- Jinfeng Township Location in Hunan
- Coordinates: 27°58′01″N 111°01′32″E﻿ / ﻿27.96694°N 111.02556°E
- Country: People's Republic of China
- Province: Hunan
- Prefecture-level city: Loudi
- County: Xinhua County

Area
- • Total: 113 km^{2} (44 sq mi)

Population
- • Total: 35,000
- • Density: 310/km^{2} (800/sq mi)
- Time zone: UTC+8 (China Standard)
- Postal code: 417608
- Area code: 0738

= Jinfeng Township, Hunan =

Jinfeng Township (金凤乡 (金鳳鄉, Jīnfèng Xiāng)) is a rural township in Xinhua County, Hunan Province, People's Republic of China.

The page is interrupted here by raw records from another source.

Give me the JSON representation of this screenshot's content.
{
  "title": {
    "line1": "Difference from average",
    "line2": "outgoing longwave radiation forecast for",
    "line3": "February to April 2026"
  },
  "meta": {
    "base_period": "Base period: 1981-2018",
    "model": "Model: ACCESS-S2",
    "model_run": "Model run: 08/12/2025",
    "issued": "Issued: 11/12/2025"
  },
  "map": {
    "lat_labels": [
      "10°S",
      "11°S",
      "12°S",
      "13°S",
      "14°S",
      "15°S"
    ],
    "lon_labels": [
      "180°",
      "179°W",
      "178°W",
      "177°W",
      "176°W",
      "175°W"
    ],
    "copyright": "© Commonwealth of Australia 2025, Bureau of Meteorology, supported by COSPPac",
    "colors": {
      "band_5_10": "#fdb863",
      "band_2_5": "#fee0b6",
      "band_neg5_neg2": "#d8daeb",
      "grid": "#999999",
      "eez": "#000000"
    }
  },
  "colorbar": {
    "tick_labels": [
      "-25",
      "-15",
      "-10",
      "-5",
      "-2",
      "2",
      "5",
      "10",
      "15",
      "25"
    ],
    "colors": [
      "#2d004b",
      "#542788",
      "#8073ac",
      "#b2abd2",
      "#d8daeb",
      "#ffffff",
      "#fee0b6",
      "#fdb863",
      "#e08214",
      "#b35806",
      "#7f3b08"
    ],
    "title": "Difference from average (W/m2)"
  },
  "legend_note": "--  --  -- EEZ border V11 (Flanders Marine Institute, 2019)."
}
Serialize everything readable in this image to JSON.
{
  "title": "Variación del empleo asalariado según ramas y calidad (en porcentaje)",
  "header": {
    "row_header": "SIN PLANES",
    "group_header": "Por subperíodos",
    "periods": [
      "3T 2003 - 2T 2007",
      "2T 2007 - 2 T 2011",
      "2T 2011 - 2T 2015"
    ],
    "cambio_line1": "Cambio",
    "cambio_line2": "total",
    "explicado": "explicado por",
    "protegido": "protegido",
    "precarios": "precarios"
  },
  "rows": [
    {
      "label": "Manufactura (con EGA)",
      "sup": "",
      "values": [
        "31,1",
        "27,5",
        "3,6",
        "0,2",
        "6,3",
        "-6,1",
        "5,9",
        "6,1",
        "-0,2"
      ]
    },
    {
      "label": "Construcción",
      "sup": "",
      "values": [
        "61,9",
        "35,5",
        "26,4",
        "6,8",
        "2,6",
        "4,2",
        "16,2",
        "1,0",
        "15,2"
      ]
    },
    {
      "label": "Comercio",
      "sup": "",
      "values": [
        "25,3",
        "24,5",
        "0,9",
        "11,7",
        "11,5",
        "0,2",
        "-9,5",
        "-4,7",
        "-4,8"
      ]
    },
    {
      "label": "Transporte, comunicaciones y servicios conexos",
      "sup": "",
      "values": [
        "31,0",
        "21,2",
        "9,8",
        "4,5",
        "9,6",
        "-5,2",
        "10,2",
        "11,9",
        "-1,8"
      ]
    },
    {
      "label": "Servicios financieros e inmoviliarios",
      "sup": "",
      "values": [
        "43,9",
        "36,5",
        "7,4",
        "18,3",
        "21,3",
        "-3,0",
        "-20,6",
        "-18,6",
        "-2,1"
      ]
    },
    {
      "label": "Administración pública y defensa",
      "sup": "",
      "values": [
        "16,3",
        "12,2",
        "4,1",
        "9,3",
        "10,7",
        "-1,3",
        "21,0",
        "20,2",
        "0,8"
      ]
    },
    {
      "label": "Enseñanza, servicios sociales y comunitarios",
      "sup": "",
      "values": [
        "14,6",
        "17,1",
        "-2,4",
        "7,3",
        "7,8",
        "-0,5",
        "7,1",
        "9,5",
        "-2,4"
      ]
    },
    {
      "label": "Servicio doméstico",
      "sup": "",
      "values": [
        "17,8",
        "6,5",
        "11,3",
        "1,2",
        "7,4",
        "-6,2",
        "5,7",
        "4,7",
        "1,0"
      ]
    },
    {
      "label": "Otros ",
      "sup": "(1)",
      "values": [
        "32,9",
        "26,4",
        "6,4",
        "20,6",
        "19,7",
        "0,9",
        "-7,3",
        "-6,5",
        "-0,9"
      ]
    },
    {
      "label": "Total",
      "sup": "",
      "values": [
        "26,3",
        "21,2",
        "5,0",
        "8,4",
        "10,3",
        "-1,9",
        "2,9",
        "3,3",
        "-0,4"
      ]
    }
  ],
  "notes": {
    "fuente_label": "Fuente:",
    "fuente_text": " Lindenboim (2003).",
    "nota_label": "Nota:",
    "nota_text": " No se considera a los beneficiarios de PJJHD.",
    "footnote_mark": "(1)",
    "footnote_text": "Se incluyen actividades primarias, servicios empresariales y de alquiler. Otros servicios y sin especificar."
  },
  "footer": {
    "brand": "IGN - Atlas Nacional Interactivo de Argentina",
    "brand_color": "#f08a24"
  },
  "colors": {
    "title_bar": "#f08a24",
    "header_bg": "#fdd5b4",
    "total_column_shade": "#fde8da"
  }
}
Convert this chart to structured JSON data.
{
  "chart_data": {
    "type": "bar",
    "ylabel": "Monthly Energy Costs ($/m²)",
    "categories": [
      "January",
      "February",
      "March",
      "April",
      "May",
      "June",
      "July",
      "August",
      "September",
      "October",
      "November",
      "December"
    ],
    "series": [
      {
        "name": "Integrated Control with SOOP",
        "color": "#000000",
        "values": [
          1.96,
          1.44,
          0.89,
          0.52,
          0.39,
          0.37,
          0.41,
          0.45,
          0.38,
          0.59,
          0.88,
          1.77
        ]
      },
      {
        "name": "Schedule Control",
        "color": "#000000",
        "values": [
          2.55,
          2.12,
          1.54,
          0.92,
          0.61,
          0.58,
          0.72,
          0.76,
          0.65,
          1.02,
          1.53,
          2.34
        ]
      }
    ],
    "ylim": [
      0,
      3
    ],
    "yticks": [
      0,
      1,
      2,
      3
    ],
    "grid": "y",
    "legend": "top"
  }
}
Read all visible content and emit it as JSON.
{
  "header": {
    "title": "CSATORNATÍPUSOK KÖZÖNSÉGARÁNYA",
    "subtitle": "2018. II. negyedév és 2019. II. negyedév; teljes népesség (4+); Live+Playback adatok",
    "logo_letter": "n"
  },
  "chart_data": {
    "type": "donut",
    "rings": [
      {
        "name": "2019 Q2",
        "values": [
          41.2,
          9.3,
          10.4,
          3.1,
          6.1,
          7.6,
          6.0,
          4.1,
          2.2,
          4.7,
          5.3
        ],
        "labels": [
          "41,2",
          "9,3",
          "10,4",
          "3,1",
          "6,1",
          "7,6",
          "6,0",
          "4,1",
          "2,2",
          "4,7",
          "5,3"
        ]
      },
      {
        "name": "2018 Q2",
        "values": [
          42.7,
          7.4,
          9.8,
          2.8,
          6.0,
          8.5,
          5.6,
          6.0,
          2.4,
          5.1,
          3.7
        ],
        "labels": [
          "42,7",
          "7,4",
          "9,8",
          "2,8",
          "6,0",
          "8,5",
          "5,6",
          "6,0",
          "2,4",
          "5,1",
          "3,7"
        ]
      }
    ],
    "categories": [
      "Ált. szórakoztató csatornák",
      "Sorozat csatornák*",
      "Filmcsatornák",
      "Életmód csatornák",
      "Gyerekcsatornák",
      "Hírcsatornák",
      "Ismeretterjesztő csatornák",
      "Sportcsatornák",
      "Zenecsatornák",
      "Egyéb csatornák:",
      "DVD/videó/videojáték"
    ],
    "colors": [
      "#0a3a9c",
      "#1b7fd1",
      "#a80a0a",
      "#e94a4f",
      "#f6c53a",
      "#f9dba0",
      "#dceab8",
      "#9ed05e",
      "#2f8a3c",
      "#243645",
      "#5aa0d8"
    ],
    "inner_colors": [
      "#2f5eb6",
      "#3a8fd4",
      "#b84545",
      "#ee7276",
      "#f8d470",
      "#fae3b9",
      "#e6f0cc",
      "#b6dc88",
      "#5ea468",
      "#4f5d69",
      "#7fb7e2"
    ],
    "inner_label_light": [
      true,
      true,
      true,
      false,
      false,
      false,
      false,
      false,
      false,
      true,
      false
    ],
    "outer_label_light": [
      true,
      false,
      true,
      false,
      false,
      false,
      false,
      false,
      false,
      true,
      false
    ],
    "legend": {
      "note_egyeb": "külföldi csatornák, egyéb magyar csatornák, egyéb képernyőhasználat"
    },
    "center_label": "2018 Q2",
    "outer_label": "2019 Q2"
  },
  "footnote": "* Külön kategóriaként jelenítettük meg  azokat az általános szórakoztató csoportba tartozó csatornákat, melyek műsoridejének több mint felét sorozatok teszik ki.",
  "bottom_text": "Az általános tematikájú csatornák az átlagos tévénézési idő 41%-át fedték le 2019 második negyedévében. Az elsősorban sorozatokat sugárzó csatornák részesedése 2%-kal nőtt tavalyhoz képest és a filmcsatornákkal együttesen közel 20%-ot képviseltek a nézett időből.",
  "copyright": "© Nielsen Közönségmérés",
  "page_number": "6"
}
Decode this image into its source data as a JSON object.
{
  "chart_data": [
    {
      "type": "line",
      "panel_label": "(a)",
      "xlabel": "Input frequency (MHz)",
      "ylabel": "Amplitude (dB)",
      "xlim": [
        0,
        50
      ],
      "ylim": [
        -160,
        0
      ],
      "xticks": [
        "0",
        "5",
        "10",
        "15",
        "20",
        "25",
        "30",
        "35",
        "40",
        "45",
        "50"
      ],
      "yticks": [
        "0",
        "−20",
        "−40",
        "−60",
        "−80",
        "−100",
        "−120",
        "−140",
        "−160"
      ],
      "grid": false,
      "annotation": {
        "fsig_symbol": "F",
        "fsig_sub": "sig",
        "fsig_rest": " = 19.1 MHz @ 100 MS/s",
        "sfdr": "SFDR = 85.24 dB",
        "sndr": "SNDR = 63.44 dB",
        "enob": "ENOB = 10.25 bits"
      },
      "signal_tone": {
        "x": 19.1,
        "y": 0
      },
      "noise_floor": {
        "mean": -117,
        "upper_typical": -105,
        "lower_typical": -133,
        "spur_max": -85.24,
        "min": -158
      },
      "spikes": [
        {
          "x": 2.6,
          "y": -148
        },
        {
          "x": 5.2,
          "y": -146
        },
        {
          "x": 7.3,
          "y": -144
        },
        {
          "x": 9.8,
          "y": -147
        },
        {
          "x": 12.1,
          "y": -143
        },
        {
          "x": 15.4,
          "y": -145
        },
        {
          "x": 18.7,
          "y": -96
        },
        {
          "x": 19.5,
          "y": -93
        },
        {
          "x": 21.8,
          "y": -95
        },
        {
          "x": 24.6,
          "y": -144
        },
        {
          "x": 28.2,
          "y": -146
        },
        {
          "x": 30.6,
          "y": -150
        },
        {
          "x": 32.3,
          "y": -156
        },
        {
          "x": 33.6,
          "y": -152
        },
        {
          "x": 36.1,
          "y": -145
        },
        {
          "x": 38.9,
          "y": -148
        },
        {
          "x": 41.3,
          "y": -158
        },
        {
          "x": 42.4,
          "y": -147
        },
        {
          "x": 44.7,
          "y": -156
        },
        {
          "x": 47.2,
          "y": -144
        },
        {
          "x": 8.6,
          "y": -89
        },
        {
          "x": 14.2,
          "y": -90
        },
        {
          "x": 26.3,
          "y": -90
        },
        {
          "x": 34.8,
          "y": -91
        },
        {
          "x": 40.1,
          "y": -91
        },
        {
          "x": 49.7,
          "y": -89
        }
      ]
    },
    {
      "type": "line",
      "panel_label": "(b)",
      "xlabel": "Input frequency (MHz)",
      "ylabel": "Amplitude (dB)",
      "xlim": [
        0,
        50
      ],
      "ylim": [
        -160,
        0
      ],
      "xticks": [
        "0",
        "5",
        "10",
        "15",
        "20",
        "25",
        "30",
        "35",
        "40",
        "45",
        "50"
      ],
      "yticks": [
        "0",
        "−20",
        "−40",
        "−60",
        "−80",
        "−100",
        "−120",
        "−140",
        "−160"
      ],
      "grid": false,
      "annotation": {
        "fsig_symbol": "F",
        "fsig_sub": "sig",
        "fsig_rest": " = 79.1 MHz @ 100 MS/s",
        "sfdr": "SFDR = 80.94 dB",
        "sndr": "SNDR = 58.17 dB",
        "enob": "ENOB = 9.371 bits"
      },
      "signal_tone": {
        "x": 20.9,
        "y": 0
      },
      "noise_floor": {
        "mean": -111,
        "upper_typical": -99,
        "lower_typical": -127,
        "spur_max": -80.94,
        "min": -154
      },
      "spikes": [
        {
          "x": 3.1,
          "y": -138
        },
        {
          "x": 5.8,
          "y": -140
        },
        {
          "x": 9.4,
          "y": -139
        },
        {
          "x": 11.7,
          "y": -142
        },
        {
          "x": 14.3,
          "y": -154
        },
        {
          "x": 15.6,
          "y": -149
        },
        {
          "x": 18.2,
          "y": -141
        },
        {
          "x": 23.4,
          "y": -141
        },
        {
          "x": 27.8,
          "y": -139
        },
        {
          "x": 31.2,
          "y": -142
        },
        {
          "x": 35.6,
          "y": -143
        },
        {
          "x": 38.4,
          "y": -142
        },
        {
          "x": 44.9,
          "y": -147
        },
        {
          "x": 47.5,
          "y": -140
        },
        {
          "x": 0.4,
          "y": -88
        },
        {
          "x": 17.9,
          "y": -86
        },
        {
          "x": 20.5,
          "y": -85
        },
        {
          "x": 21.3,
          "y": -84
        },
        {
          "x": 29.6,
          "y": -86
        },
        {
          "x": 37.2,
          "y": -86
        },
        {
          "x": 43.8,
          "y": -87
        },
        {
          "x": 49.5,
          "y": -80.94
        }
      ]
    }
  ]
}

==Administrative divisions==
As of 2018, it has 13 villages under its administration. They are: Jinfeng Village (金凤村), Dawan Village (大湾村), Guanghui Village (光辉村), Weijia Village (魏家村), Yangque Village (阳雀村), Yanshanwan Village (岩山湾村), Jiaqiao Village (架桥村), Tielu Village (铁炉村), Huaban Village (滑板村), Jiulongshan Village (九龙山村), Daping Village (大坪村), Sunyashan Village (笋芽山村), and Pingyou Village (坪油村).